Thursday, September 30, 2010

Home Movie...

...Or the dangers of making a "found footage" movie.

First up, Home Movie. It's about a couple and their young children. The couple decide to film all special occasions - starting with Hallowe'en. What they don't really seem to clock is that their children - a boy and a girl with instantly forgettable names - are weird. In fact, they are fucking weird. They throw rocks at their parents, put frogs in a vice, and then crucify the cat (on Christmas Day, natch). It is about then that the parents realise there might be something pretty wrong with their kids. Of course, they then turn on each other, and then do things that can only warp their children further (including an exorcism - filmed, of course. Family occasion, isn't it?) The movie ends, predicably enough, with the kids properly turning on their parents. By then you don't care - about the dumb as fuck parents or the children, who make Midwich Cuckoos look like well-rounded characters.

The film is presented as "found footage" - in other words, the film-makers pretend that this is actual footage recovered from an untoward event that somehow ended up being recorded. And it is here that the really negative reviews miss the point - of course the acting is bad; it's a collection of home videos. Of course the camerawork is bad; it's not meant to be good. But simultaneously, there comes a point where those who who praise this movie to high heaven are also wrong as well. And, in this film, you can pinpoint the exact second when that happens.

Put it this way. You've got two kids. They abduct another child, torture and nearly kill him. What do you do? Are you traumatised? Do you question everything about yourself and your children? And if you do, do you so in front of a camera in a near-perfectly composed shot near a roaring fire-place? No, didn't think so. And that is the point where Home Movie jumps the shark. But it isn't alone in that. There comes a point in nearly all found footage movies where the film itself ceases to be credible by filming what would no longer be filmed.

It is true of some of the "best" movies in this genre. Think about the recent Paranormal Activity. It is clever enough to make a lot of the filming passive - it is about a motion detecting camera filming supernatural happenings at night. But there comes a point - when the man is filming the woman during a row - when any right-minded viewer thinks "this scene would not have been filmed". The same happens in the brutal but compelling Cannibal Holocaust (the grandpa of this genre). Yeah, you might film atrocities in the depths of the Amazonian rainforest, but are you really going to film yourself committing those atrocities? Thought not - such scenes only exist for the purposes of plot exposition. And in The Blair Witch Project there comes a point where they just wouldn't film anymore. Probably around the time they find the tongue in the parcel. Or maybe that's just me. Whatever. There comes a point in that film - and many films of its ilk - where you would put down the camera, and just run like fuck.
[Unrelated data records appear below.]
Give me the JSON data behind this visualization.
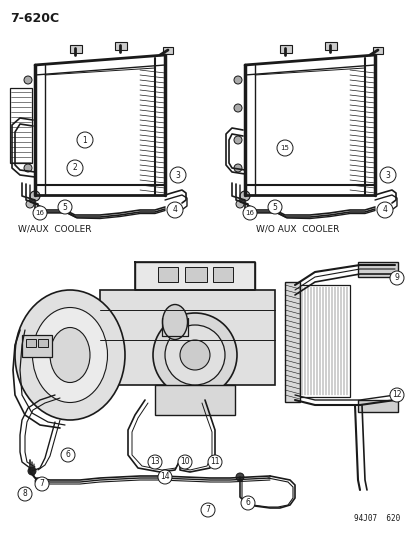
{
  "title": "7-620C",
  "bg_color": "#ffffff",
  "lc": "#1a1a1a",
  "tc": "#1a1a1a",
  "label_top_left": "W/AUX  COOLER",
  "label_top_right": "W/O AUX  COOLER",
  "bottom_right_ref": "94J07  620",
  "figsize": [
    4.14,
    5.33
  ],
  "dpi": 100
}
So this sort of movie has to provide a reason why the film-makers go on filming even when everything is turning to shit. And to my knowledge, only two films (well, one film and one TV programme) manage this. The first is REC. It is about TV journalists filming the lives of fire-fighters. So of course they film when there's a call to attend an apartment block. Of course they film when things start to go badly wrong - it's a great story. And of course they film when it appears that there is government collusion keeping them imprisoned in what looks like a plague zone. And finally - when the movie kicks up yet another gear and ends up in the hysteria of the top apartment - there's another reason why they're still filming - the camera allows them to see in the dark, while they are being stalked by a hideous creature apparently possessed by a demon. See, in this film, I don't stop to think why they keep on filming, because there is a reason at every juncture why they keep on doing so.

The same with BBC TV's Ghostwatch*. Of course they keep on filming when things get weird, and then when things are apparently explained, and then when things get totally freaky. They have to. The genius of Ghostwatch is that it is a (fake) live broadcast. Those involved (real celebs of the time, lest we forget) have to keep the cameras filming, because they are paid to do so and the entire performance is happening in real time. This is the wonderful genius of Stephen Volk - he told a ghost story to the nation on Hallowe'en that appeared, for all the world, to be real. And he managed to make it so compelling because he constantly kept an eye on its internal logic.

This genre of films - "found footage" - has become far too popular recently, and I can kind of understand why. These are cheap films to make - you need a few actors and, at most, a couple of cameras. They can - as The Blair Witch Project and Paranormal Activity show - reap financial rewards that are near beyond imagination. But they are also deceptively simple. It is about more than just formulating a scenario and letting improvising actors film it. In fact, these are - narratively speaking - among the most difficult films to make credible. You always have to ask yourself "why are these people still filming?" And if you cannot come up with a good answer, you lose all credibility. And since these films are often horror movies, a certain level of credibility is essential to making the whole thing work.

*Ok, technically not "found footage" as it is an ersatz live broadcast. But it still does fit in well with the genre.